Shred the meat into smallish pieces and add it and the onion mix to the bacon pieces. Pour in a generous slug of Tawny Port and about 300mls of chicken or pheasant stock. Turn the heat down and allow the sauce to reduce slightly.

Par boil the potatoes.

Line a deep pie dish with some of the pastry and once the potatoes are ready add them to the meat mix and pour everything into the pastry lined pie dish.

Cover with a lid of pastry, glaze with some melted butter and place in the pre-heated oven at 180 degrees celcius for about an hour.


The true test of a great pie is will it hold shape the next day??

Remove from the oven and serve with a suitable French Red Wine. There will be quite an excess of juices left when serving hot straight from the oven.
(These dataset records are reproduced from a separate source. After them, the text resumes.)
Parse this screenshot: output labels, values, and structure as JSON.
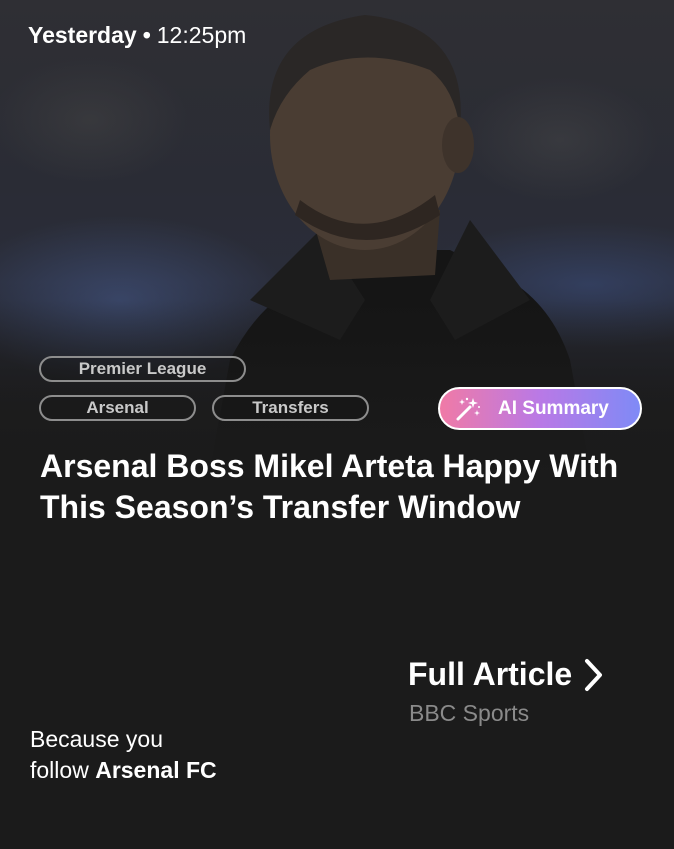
{
  "timestamp": {
    "day": "Yesterday",
    "separator": "•",
    "time": "12:25pm"
  },
  "tags": {
    "league": "Premier League",
    "team": "Arsenal",
    "topic": "Transfers"
  },
  "ai_summary": {
    "label": "AI Summary",
    "icon": "magic-wand-icon",
    "gradient": [
      "#f07aa6",
      "#b979e6",
      "#7f8af6"
    ]
  },
  "headline": "Arsenal Boss Mikel Arteta Happy With This Season’s Transfer Window",
  "article_link": {
    "label": "Full Article",
    "icon": "chevron-right-icon",
    "source": "BBC Sports"
  },
  "reason": {
    "line1": "Because you",
    "line2_prefix": "follow",
    "team": "Arsenal FC"
  },
  "colors": {
    "background": "#1b1b1b",
    "tag_border": "#8d8d8d",
    "source_text": "#8a8a8a"
  }
}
Of course the true  test of a good Game pie is the following day when all of those excess juices have soaked into the pastry crust and the layers hold their shape when cut through….it did 🙂 and my recommendation for today’s cold pie is a deliciously cold bottle of Jarv’s homemade Apple Cider made using some of the apples from our own trees. Bliss….


Jarv’s homemade cider.

Roast pheasant.

The greatest pleasure I get from hunting is being able to bring home the bird and preparing it for the table. Nothing is more synonomus with Winter than roast pheasant.

The following is how I prepare a roast pheasant dinner.

Gathering the bag.

I hang the birds for 5 days in a cool place. Hang for longer if you prefer a gamier flavour.

Decant a nice bottle of red.

Pluck  the feathers taking care not to tear the skin. This normally takes me an prepared for a mess of feathers. Its a good idea to wear an apron.

Taste the wine to make sure it’s coming to room temperature…

Once the birds are plucked, remove the innards, heads and wings below the knuckle also remove the feet below the knuckle. Make sure to wash your hands before consuming more wine as the flavours don’t mix well.

Plucked and cleaned out, ready for dressing.

Two pheasant will easily feed four adults.Massage the outside of the birds in olive oil.

In the bottom of the roasting tin, place some sausages, rosemary, chopped carrots, an onion, three or four cloves of garlic and some celery.

Fill the cavity of the birds with two peeled oranges.

Season well.

Cover the birds with tinfoil for the first half hour of cooking then remove foil to allow birds to finish. Cook for one and a half hours in a moderate oven about 180 degrees. Relax with a glass of wine and favourite game cookery book to plan next meal…

Ready to serve!

Serve with roast potatoes, ( cooked by husband ) a selection of vegtables and the remaining bottle or two of red in front of a nice open fire and remember a cook should never have to drink and drive!

The carcass can be then used to make a base stock for soup which is perfect with a light white…enjoy!